Investors who built their positions based on Trump’s victory are likely to start cashing out for the time being and shift their focus on fundamentals with the earning season kicking off later this week when U.S. big banks release their fourth quarter results. I’m not confident to call a correction yet, but certainly many investors got ahead of themselves betting on fiscal stimulus, and while business usually tends to under promise and over deliver, this doesn’t seem to be the case with the U.S. new President.
Although Kuwait’s Oil Minister Essam Al-Marzouk who is chairing the committee to oversee compliance of OPEC’s output assured the markets that OPEC and non-OPEC members will abide to the planned cuts, still both oil benchmarks dropped 4% on Monday. This clearly indicates that it’s not just an OPEC game, and the expected increase in U.S. and Canadian supplies are likely to threaten the oil rally. Data from the U.S. on Friday showed rig counts rose for ten consecutive weeks and it’s just about some time for this to translate into additional production, suggesting that downside risk may remain in play, and rather than just focusing on implementations of OPEC production cuts, investors should be looking at the bigger picture on whether supply will meet demand in the second half of 2017.
The U.S. dollar fell for a second day, extending its slide from the 14-year high hit on January 3. The pull back in the dollar came despite hawkish speeches from Fed officials suggesting that the central bank is getting closer to achieving its dual mandate. Both Fed presidents, Charles Evans and Patrick Harker aren’t ruling out three rate hikes in 2017, while Eric Rosengren called for stepping up the pace of interest rates hikes to prevent inflation from overshooting. However, traders are still not yet completely convinced and pricing in only two hikes for 2017 according to CME’s Fed Watch. With no tier one economic data on the calendar until Friday, U.S. bond yields will remain to be the key driver for the greenback.

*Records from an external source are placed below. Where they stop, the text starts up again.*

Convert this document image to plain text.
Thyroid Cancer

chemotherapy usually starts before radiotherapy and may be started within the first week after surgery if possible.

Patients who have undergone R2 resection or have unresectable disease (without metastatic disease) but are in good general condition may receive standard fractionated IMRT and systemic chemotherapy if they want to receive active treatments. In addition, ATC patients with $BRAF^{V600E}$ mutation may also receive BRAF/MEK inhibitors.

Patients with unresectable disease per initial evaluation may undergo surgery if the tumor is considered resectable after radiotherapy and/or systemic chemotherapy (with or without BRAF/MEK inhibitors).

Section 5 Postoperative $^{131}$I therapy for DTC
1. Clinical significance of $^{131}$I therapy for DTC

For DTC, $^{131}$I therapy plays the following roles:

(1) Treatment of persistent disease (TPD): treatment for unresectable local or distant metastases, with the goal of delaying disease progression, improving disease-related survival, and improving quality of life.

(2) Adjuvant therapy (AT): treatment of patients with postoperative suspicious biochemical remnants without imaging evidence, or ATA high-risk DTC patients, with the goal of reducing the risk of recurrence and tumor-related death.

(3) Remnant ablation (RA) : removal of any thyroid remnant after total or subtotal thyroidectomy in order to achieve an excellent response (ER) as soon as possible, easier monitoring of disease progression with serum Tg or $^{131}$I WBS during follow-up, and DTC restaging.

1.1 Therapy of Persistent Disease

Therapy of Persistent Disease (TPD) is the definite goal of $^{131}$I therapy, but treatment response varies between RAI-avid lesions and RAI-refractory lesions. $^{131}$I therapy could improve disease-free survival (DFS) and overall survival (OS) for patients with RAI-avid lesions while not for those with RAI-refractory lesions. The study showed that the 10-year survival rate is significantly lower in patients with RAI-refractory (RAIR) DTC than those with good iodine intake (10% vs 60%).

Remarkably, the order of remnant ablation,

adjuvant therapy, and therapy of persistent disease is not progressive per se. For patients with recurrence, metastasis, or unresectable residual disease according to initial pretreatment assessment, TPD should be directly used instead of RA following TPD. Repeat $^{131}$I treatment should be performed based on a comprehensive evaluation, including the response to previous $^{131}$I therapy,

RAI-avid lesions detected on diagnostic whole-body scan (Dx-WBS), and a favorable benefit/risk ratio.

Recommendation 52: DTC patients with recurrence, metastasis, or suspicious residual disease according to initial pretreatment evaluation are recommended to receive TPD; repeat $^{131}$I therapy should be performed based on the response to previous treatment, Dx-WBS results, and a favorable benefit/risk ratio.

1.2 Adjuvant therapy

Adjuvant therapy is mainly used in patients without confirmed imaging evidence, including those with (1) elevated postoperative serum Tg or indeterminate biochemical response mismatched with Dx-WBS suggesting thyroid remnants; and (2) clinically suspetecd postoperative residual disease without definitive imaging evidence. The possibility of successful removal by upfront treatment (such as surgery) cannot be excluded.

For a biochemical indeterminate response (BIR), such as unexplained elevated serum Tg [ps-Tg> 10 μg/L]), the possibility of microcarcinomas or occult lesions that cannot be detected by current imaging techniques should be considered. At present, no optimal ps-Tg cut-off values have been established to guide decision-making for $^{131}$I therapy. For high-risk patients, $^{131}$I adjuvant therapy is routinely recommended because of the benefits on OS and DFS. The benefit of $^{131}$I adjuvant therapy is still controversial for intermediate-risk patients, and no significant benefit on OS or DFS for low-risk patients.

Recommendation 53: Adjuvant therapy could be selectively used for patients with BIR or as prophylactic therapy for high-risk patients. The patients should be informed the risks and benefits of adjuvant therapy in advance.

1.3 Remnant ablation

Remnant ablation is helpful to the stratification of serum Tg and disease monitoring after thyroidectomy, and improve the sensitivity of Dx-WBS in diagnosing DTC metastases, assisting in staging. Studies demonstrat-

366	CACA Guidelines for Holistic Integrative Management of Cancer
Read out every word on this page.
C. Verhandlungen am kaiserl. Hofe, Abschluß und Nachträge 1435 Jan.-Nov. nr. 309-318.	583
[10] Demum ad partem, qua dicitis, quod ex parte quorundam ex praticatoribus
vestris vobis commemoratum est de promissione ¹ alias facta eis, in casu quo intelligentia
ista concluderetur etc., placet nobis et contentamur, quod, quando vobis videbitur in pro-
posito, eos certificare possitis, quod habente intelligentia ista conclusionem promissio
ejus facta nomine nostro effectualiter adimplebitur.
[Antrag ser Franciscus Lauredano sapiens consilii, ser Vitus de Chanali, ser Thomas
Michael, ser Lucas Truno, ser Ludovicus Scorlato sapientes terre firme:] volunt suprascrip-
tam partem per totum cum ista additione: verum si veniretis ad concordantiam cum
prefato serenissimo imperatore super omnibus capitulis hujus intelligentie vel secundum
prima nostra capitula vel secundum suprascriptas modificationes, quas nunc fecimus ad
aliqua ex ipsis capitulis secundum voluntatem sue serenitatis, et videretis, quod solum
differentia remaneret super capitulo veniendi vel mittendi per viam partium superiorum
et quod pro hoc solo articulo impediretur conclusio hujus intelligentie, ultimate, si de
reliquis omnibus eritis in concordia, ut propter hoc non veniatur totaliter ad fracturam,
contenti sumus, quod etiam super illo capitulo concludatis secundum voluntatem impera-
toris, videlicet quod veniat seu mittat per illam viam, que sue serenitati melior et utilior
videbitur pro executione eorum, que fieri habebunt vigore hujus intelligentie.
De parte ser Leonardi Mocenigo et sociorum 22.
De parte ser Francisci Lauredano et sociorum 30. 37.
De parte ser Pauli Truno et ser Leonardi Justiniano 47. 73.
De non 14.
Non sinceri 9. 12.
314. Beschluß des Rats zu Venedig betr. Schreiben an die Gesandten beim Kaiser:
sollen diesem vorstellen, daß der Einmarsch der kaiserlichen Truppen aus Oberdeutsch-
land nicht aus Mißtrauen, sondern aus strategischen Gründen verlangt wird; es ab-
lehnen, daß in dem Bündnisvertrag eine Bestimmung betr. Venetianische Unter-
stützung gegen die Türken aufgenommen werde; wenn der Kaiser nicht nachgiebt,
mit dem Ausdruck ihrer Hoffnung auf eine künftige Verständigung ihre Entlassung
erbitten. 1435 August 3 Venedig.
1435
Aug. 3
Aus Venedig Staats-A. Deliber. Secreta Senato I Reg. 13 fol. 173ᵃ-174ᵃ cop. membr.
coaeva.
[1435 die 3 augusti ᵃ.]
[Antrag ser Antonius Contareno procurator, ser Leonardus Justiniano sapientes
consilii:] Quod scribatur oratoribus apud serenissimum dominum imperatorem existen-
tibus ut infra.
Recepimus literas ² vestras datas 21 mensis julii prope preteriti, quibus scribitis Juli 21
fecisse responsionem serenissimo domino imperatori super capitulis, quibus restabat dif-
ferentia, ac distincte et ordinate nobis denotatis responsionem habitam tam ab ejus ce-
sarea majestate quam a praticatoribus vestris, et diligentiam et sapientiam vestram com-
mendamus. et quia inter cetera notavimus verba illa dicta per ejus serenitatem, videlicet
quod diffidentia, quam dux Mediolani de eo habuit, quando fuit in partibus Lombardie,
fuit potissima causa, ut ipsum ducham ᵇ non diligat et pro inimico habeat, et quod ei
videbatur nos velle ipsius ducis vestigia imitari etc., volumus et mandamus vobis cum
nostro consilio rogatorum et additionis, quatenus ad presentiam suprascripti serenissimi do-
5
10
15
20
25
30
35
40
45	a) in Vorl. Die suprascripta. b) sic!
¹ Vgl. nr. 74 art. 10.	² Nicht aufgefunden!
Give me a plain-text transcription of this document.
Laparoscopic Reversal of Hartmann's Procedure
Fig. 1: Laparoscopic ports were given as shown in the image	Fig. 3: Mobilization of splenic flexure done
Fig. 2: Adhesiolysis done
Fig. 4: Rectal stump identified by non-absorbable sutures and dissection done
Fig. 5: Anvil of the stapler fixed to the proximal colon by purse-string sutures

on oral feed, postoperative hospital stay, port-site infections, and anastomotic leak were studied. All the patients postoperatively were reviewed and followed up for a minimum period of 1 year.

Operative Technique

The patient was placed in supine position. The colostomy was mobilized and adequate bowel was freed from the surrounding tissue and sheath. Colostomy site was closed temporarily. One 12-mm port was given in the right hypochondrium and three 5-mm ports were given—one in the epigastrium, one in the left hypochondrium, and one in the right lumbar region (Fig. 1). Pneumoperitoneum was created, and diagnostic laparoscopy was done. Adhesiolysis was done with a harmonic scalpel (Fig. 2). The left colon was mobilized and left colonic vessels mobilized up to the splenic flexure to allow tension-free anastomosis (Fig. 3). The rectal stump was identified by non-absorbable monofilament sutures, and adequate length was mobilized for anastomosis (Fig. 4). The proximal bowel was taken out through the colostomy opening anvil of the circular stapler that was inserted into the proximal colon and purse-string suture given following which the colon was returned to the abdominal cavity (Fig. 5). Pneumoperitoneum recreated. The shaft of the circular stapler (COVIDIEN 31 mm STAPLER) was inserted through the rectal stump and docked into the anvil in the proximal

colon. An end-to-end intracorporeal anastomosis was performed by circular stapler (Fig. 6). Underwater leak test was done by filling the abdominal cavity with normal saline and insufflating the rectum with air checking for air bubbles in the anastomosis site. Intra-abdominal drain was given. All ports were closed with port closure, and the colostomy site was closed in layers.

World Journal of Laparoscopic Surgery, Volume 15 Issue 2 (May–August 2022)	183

The Pound remained under pressure after Monday’s steep selloff on comments from UK’s Prime Minister Theresa May which intensified fears of “Hard Brexit”. Although the pound looks undervalued, the risk of further selloff may remain in play as we get closer to triggering article 50. Meanwhile comments from Scotland’s First Minister on BBC that she’s not bluffing about her vow to hold a second referendum on Scottish independence if Britain leaves the single market is another factor to worry about on the medium-term.